Now, let's put all components together to build a complete RAG application.

In [19]:
def answer_question(question):
    """Answer a question using retrieval-augmented generation.

    Args:
        question (str): The question to be answered.

    Returns:
        str: The generated answer to the question.
    """
    # Retrieve relevant information from the vector database
    # Use the 'collection' object created in the previous cell
    retrieved_result = collection.query(query_texts=[question], n_results=1) # Get top 1 relevant document
    retrieved_docs = retrieved_result['documents'][0] if retrieved_result and retrieved_result['documents'] else ["No relevant information found."]

    # Generate a response using the language model
    # Pass the retrieved context and question to the LLMChain
    response = llm_chain.invoke({"context": "\n".join(retrieved_docs), "question": question})

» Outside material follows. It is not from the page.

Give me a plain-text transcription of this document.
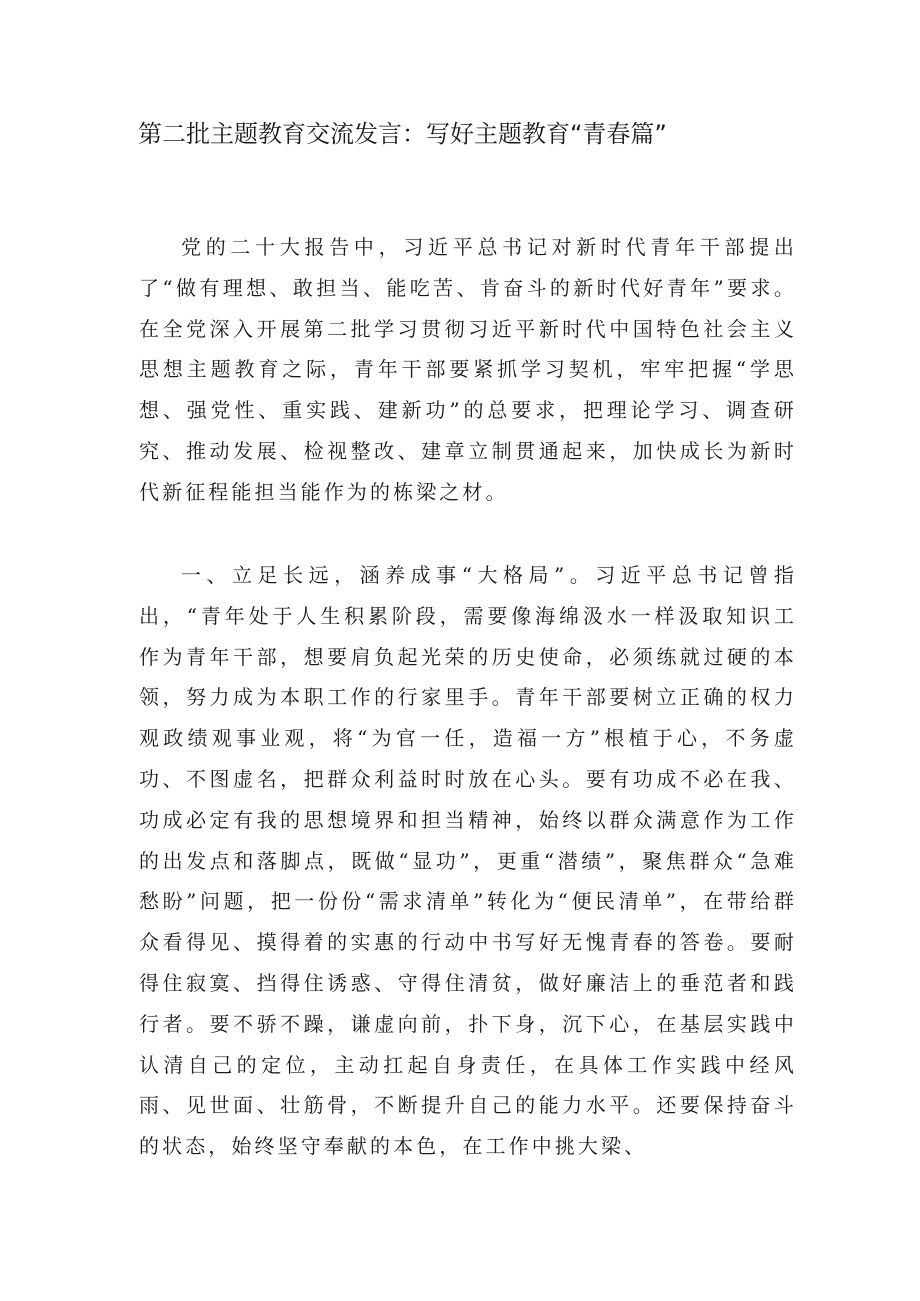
第二批主题教育交流发言：写好主题教育“青春篇”

党的二十大报告中，习近平总书记对新时代青年干部提出了“做有理想、敢担当、能吃苦、肯奋斗的新时代好青年”要求。在全党深入开展第二批学习贯彻习近平新时代中国特色社会主义思想主题教育之际，青年干部要紧抓学习契机，牢牢把握“学思想、强党性、重实践、建新功”的总要求，把理论学习、调查研究、推动发展、检视整改、建章立制贯通起来，加快成长为新时代新征程能担当能作为的栋梁之材。

一、立足长远，涵养成事“大格局”。习近平总书记曾指出，“青年处于人生积累阶段，需要像海绵汲水一样汲取知识工作为青年干部，想要肩负起光荣的历史使命，必须练就过硬的本领，努力成为本职工作的行家里手。青年干部要树立正确的权力观政绩观事业观，将“为官一任，造福一方”根植于心，不务虚功、不图虚名，把群众利益时时放在心头。要有功成不必在我、功成必定有我的思想境界和担当精神，始终以群众满意作为工作的出发点和落脚点，既做“显功”，更重“潜绩”，聚焦群众“急难愁盼”问题，把一份份“需求清单”转化为“便民清单”，在带给群众看得见、摸得着的实惠的行动中书写好无愧青春的答卷。要耐得住寂寞、挡得住诱惑、守得住清贫，做好廉洁上的垂范者和践行者。要不骄不躁，谦虚向前，扑下身，沉下心，在基层实践中认清自己的定位，主动扛起自身责任，在具体工作实践中经风雨、见世面、壮筋骨，不断提升自己的能力水平。还要保持奋斗的状态，始终坚守奉献的本色，在工作中挑大梁、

    return response['text'] # Assuming the response structure from invoke

# Example usage of the question-answering function
# Replace 'your_query' with an actual question
print(answer_question("What is the capital of France?"))

The capital of France is Paris.


### Testing & Validation

Test and validate the application with various queries to ensure robustness.

In [21]:
# Test cases for the question-answering application
test_queries = [
    "What is the capital of France?",
    "Why is the sky blue?"
]

for query in test_queries:
    print(f"Query: {query}")
    print(f"Response: {answer_question(query)}")

Query: What is the capital of France?
Response: The capital of France is Paris.
Query: Why is the sky blue?
Response: The sky appears blue because of the way the Earth's atmosphere scatters sunlight. Blue light is scattered in all directions by the gases and particles in the atmosphere, which is why we see the sky as blue.


## Conclusion

In this tutorial, we've built a RAG system using LangChain and ChromaDB, demonstrating how to integrate language models with vector databases for enhanced AI applications. While this guide provides a foundational understanding, consider exploring advanced topics such as integrating additional data sources or optimizing for different performance metrics. This will help you create more scalable and efficient AI solutions.